На телевизоре лежала кулинарная книга из библиотеки покойного Всеволода Ивановича Терентьева, столь крупнообъемному предмету не нашлось места у меня на антресолях. Строгостью и обстоятельностью веяло от этой книги. Я сначала боялся, что и она окажется на сенной барахолке, но, почувствовав отношение к ней Екатерины
Львовны – ревностно-почтительное, ревностно-благоговейное,
– перестал беспокоиться.
Книга-намек. Книга-иносказание.
Ни в себе самом, ни вне себя самого я не искал смысла никакого особого, просто не хотел задумываться о нем, не находил нужным, а тут – увесистый труд, фундаментальность которого так и лезла в глаза, на века переплетенный в
Образцовой типографии имени Жданова, лежал себе преспокойно на телевизоре, намекаючи как бы на устойчивость мира, на простоту неких мировых констант, когда мир-то наш на глазах расползался.
Странное дело, именно в те смутные дни, когда из магазинов исчезли продукты и даже по талонам не купить было сахар, подсолнечное масло, обыкновенный чай и крупу, резко возрос неожиданный спрос на – нет, не на поэзию, как в эпоху военного коммунизма, – на кулинарную литературу!
Издаваемая фрагментами Молоховец продавалась в киосках вместе с газетами и шла нарасхват, не говоря уже о разных там “Крепких напитках ”, “Диетической стратегии молодоженов ” или “Занимательном сыроедении ”. Пережившему искус маргинального библиофильства и кулинаробесия, мне сейчас легко вспоминать, но тогда, глядя на экран хозяйкиного телевизора, радостно возвещавшего об очередном крахе очередной “ структуры последней империи ”, я смутно переживал близость сталинской “Кулинарии ”, тяжело нависающей над головой подслеповатого журналиста.
Когда Екатерина Львовна положила ее на телевизионный ящик, она мне так сказала: “Ты стал много думать.
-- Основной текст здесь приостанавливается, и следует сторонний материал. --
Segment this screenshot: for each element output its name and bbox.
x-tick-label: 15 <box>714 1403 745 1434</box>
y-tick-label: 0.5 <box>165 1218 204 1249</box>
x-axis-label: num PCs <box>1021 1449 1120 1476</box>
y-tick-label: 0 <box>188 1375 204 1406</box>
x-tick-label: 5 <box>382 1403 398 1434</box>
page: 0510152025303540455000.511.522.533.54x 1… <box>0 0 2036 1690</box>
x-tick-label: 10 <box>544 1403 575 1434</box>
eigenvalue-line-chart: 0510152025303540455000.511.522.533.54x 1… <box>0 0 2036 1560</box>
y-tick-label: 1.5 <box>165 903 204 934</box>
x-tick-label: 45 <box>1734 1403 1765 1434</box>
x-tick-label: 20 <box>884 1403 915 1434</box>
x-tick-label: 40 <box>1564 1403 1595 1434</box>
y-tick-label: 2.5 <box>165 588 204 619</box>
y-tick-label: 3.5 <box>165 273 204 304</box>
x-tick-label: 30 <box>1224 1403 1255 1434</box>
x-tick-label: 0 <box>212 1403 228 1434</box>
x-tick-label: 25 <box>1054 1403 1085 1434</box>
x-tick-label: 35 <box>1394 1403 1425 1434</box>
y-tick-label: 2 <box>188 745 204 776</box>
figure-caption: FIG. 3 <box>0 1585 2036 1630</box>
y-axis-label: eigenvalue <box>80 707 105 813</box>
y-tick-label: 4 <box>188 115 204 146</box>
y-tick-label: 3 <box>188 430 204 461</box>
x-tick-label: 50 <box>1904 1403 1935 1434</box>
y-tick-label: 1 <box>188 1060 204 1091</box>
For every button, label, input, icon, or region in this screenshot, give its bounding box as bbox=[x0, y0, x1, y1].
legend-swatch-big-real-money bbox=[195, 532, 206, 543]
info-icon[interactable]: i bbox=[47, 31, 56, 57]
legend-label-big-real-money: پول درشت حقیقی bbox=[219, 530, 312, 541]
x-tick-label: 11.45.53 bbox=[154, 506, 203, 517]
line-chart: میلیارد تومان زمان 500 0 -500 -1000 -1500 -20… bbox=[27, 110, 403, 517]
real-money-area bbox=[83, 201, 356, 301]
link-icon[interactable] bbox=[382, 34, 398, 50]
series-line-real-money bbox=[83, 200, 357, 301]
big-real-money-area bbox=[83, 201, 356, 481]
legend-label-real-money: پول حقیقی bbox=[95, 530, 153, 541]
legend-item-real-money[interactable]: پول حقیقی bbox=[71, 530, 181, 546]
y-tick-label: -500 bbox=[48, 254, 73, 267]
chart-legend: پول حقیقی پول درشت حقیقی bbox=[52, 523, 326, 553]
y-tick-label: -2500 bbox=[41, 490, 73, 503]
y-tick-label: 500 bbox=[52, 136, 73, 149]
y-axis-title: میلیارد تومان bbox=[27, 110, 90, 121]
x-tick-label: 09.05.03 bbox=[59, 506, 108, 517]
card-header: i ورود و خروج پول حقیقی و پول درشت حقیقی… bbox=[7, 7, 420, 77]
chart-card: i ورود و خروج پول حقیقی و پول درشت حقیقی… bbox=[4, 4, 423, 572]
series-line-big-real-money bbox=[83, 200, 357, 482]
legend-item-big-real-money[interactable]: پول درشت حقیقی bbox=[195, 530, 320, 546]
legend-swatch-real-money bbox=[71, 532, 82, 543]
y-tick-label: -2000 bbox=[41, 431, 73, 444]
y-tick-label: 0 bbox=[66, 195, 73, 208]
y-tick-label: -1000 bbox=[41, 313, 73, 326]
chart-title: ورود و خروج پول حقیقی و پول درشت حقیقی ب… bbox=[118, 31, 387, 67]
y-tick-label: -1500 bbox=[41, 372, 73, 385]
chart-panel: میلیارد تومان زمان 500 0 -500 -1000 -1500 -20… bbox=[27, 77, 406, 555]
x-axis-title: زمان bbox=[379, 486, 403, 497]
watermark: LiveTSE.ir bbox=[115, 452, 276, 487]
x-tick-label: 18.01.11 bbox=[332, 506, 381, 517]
А ведь ты не любишь собак. Нехорошо. Ты становишься злым ”.
“ При чем тут, скажи, демократия? – слышал я сквозь сон, как она возмущалась среди ночи внизу. – Разве собаки до путча не гадили? ” “Еще как гадили ”,- соглашался майор, уже изрядно подвыпивший. “А он говорит, что не так. Что только сейчас… А ведь путч был когда?.. В конце лета был путч. А собак вывозят на лето. Вот и не гадили… Собаки на дачах летом живут… В отпу сках… Их после путча уже привезли… вот и гадят… а он… ” “Срут ”,- сказал компаньон.
Я не понимал этого. Я не понимал: почему Екатерина Львовна так уверена, что я ненавижу домашних животных? Потому что я всего лишь рассказал ей сон про Эльвиру? Как хотел ее зарубить топором?.. Болван. Нашел кому рассказывать!.. Я рассказывал сны ей зачем-то… Зачем?
“Он сочиняет стихи ”.
Ложь! Тебе не понять!.. Ты залезла в мои записи, глупая женщина! Записи, верно, мои, да стихи – не мои! “Морозной пылью серебрится его бобровый воротник… ” Нам так с вами не написать, Екатерина Львовна!